Un homme reconnu coupable en 2016 d’avoir assassiné un chauffeur de taxi de Montréal en lui tirant un coup de calibre 12 en pleine figure aura droit à un nouveau procès. La Cour d’appel du Québec a annulé lundi le verdict de culpabilité de meurtre au premier degré de Michel Duchaussoy en raison d’une importante erreur de la juge à une question du jury.

Louis-Samuel Perron Louis-Samuel Perron
La Presse

Le meurtre gratuit de Ziad Bouzid en novembre 2013 avait choqué les Montréalais. Le père de trois enfants avait été tiré à bout portant par un client pendant une course dans le quartier Côte-des-Neiges. Le tireur, Michel Duchaussoy était une véritable bombe à retardement.

L’homme de 49 ans était au bout du rouleau. Il se promenait dans la ville avec son douze chargé, dont il avait coupé le canon et la crosse, et portait une ceinture à cartouches. La veille du meurtre, il avait dormi dans un « container » avec sa conjointe. Avant d’embarquer dans le taxi de Ziad Bouzid avec celle-ci, il se disait même prêt à tirer sur n’importe quel homme.

PHOTO DAVID BOILY, ARCHIVES LA PRESSE

Ziad Bouzid

Sans argent pour payer la course, Michel Duchaussoy a tiré deux balles de son fusil tronçonné au visage du chauffeur de taxi avant de prendre la fuite. Il prétendait toutefois que le chauffeur avait refusé d’arrêter sa voiture.

« J’étais knocké, j’avais frette, j’étais écœuré de voir ma femme qui avait frette, j’avais pu de force, ça faisait trois jours que je dormais pas, j’étais frustré… J’ai pogné les nerfs, je l’ai tué.

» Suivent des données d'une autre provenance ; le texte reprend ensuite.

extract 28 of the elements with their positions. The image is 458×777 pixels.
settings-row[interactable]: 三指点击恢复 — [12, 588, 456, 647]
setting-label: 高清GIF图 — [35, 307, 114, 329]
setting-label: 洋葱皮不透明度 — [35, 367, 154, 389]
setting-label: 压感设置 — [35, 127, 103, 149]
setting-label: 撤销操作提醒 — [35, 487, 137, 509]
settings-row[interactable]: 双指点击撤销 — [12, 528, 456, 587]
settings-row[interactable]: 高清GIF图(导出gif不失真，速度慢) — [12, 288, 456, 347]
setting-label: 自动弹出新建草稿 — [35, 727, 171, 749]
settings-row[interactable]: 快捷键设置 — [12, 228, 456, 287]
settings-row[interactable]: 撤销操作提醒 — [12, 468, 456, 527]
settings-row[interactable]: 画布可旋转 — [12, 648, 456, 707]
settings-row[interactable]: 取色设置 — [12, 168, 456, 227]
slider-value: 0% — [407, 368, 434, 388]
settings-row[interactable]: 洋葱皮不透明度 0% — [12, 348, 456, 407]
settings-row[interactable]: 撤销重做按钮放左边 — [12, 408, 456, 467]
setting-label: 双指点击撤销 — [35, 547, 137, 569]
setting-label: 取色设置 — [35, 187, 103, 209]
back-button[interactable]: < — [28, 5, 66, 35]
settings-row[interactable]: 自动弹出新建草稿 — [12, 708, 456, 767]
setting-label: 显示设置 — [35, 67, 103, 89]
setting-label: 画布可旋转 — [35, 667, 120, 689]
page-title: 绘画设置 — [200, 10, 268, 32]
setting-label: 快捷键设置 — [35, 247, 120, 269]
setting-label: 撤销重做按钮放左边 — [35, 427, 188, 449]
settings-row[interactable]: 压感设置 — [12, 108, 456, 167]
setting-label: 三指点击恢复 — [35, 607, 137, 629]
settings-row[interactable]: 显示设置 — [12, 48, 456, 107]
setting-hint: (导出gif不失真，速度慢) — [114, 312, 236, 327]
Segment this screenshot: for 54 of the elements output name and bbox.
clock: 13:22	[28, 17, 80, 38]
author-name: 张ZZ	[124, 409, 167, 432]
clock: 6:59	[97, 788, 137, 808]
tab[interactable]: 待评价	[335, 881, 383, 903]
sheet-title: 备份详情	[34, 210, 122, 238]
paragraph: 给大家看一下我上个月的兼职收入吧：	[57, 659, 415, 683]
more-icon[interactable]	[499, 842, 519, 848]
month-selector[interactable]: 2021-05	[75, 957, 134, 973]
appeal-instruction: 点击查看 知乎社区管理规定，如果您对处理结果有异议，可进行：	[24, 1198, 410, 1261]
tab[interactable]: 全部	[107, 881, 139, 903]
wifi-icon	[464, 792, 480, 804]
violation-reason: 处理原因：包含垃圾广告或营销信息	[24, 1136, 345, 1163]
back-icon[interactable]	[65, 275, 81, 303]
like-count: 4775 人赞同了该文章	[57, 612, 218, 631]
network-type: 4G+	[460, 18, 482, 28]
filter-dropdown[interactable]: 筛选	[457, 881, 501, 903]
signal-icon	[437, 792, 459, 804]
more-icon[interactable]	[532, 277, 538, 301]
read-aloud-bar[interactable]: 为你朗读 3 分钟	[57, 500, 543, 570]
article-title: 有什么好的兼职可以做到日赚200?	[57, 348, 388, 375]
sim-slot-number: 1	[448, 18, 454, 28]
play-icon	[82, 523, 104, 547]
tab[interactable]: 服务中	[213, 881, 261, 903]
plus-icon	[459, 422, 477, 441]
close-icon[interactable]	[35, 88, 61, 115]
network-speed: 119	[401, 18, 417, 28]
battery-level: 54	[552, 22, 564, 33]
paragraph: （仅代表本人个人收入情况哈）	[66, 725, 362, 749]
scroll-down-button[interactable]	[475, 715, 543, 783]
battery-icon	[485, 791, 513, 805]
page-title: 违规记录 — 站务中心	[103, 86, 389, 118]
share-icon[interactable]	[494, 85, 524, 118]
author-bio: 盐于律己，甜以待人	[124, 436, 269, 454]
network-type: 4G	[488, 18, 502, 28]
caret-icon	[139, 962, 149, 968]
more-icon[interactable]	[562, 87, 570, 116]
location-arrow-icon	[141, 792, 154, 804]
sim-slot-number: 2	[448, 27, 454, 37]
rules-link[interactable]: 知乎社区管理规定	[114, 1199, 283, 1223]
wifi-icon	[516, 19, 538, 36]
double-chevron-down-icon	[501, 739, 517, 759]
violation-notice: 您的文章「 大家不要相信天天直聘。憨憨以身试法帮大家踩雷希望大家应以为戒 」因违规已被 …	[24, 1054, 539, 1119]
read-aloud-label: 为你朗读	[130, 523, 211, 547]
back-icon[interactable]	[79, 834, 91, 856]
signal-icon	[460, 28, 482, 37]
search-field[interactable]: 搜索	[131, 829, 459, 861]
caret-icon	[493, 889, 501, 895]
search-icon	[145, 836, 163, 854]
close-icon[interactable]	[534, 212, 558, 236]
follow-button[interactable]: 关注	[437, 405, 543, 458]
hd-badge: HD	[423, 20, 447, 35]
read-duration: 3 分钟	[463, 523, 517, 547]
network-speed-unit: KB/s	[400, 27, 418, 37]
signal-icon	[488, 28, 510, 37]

Ça s’est passé en 30 secondes, une minute. J’ai même pas réalisé, je me souviens même pas d’avoir pesé sur la gâchette », avait-il raconté à un enquêteur.

Au terme de son procès en 2016, les jurés l’ont reconnu coupable du meurtre au premier degré de Ziad Bouzid. Toutefois, la juge Hélène di Salvo a commis une erreur cruciale dans sa réponse à une question du jury, estime la Cour d’appel. Le seul remède s’avère donc la tenue d’un nouveau procès, conclut la juge Suzanne Gagné.

Pendant leurs délibérations, les jurés ont demandé d’obtenir la définition de « prémédité » et de « façon délibérée », les deux éléments essentiels à un meurtre au premier degré. Dans ses explications, la juge a essentiellement expliqué qu’un meurtre prémédité était forcément un meurtre commis de propos délibéré. Or, il s’agit de concepts complètement différents.

Les exemples donnés par la juge pouvaient ainsi amener le jury à conclure que puisque Michel Duchaussoy transportait une arme chargée et qu’il était prêt à tirer sur n’importe quel homme, qu’il n’a pas pu agir de façon soudaine et irréfléchie. L’accusé aurait toutefois pu planifier tuer un homme en raison de sa colère, mais ne pas avoir tué la victime de propos délibéré, raisonne la Cour d’appel. Les exemples de la juge ont « vraisemblablement » joué un « rôle important » dans les délibérations du jury, selon la Cour d’appel.

L’avocate de Michel Duchaussoy, MMarie-Hélène Giroux, s’est réjouie de la décision du plus haut tribunal de la province. « C’était une question [du jury] déterminante. La réponse donnée devait être d’autant plus pertinente et correcte. Un meurtre au premier degré doit être prémédité et de propos délibéré. Si c’est l’un ou l’autre, on n’est pas en présence d’un premier degré », indique-t-elle.